Aquela história de que as maiores inovações são as mais simples ainda vale.
Não é super simples clicar no botão “Like” do Facebook e mostrar na hora, tudo o que você gosta para os seus amigos? Filmes, músicas, lugares, marcas e até anúncios que mais nos agradam?
Tudo isso vai automaticamente para o seu perfil e, somado aos seus dados pessoais, dizem quem você é. Ou, pelo menos, quem você gostaria de ser.
Por trás deste modo bacaninha de compartilhar suas preferências existe uma disputa épica e sangrenta pelo trilionário negócio de display advertising. Sim, porque neste negócio mata-se e morre-se para saber o que você gosta e tem intenção de comprar, para que os anúncios sejam cada vez mais personalizados, mais clicados e mais eficientes.
O botão “Like” é a arma que pode acelerar a posição do Facebook neste mercado. Especialmente agora que o botão pode ser utilizado por qualquer site, mesmo fora do Facebook, está brotando botão “Like” em todos os cantos. Já reparou? Deveria…
A personalização é o Santo Graal do anunciante. E nada ajuda mais do que nós mesmos apontarmos espontaneamente e de graça do que gostamos. Perfeito!
Só tem um problema…
Nós realmente gostamos destas coisas? Estamos falando a verdade? Já compramos algo da marca que dissemos gostar? Já fomos ao restaurante que clicamos o “Like”? Iremos algum dia? Ou fazemos isso porque é cool mostrar aos amigos que gostamos de coisas bacanas e estamos antenados com as marcas mais descoladas?

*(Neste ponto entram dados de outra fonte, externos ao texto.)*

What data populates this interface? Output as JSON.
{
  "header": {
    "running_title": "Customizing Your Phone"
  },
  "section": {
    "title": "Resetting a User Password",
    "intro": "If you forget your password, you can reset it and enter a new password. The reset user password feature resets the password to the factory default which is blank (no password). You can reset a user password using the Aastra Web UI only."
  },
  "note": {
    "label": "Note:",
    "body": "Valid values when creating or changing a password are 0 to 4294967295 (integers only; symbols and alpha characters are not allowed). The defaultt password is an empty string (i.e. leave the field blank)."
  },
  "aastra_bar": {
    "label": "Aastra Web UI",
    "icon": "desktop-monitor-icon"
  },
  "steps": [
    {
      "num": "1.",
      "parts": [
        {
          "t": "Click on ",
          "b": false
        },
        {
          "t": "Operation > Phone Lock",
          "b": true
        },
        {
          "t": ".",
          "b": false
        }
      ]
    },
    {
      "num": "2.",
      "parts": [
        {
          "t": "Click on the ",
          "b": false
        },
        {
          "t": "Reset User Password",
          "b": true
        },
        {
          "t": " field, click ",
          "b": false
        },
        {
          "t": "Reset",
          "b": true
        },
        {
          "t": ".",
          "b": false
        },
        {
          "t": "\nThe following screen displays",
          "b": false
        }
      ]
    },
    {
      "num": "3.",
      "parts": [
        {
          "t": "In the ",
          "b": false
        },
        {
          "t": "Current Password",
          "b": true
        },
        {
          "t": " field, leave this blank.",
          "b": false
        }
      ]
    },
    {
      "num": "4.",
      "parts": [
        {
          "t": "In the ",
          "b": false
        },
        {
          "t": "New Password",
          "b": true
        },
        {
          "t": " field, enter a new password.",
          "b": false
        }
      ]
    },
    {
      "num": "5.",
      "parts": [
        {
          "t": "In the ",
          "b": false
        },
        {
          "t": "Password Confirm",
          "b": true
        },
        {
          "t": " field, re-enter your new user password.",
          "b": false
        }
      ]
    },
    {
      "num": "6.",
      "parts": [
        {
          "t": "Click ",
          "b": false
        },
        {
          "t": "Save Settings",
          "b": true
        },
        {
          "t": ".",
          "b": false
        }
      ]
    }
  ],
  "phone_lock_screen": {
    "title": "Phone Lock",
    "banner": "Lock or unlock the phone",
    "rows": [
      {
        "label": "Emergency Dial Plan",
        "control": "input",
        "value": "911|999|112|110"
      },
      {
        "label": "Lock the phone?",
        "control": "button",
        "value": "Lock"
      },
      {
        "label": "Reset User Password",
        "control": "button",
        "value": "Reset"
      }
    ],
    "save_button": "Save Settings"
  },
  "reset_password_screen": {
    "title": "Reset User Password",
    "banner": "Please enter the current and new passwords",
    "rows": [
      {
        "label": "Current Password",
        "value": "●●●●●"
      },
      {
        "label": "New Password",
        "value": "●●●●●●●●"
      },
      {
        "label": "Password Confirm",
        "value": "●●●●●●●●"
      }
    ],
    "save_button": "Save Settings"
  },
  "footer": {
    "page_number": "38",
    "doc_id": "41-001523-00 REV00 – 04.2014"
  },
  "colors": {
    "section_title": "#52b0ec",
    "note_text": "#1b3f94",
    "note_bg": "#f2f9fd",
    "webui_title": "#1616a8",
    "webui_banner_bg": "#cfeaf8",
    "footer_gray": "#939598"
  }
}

Neste momento vejo 26 amigos do Facebook que clicaram e disseram”gostar” da Starbucks. Nenhum clicou no Mc Donald’s. Será que ninguém que conheço come Big Mac’s ou Nuggets? Estariam vivendo apenas de Frapuccinos? Ou será que o Starbucks é mais cool que o Ronald Mc Donald? Ao menos para os brasileiros…
Aí é que mora o perigo.
Nós queremos moldar a maneira como as outras pessoas nos enxergam. Até aí, nada de errado. A questão é quando esse dado bruto entra no gazilhão de terabytes de informações coletadas, que são analisadas pelos veículos e anunciantes, que acabam tomando decisões estratégicas com base nestas informações.
Resultado final: A campanha é personalizada sim, mas não para nós, mas para quem gostaríamos de ser.
Corrigindo: como eu virei, não … como NÓS viramos!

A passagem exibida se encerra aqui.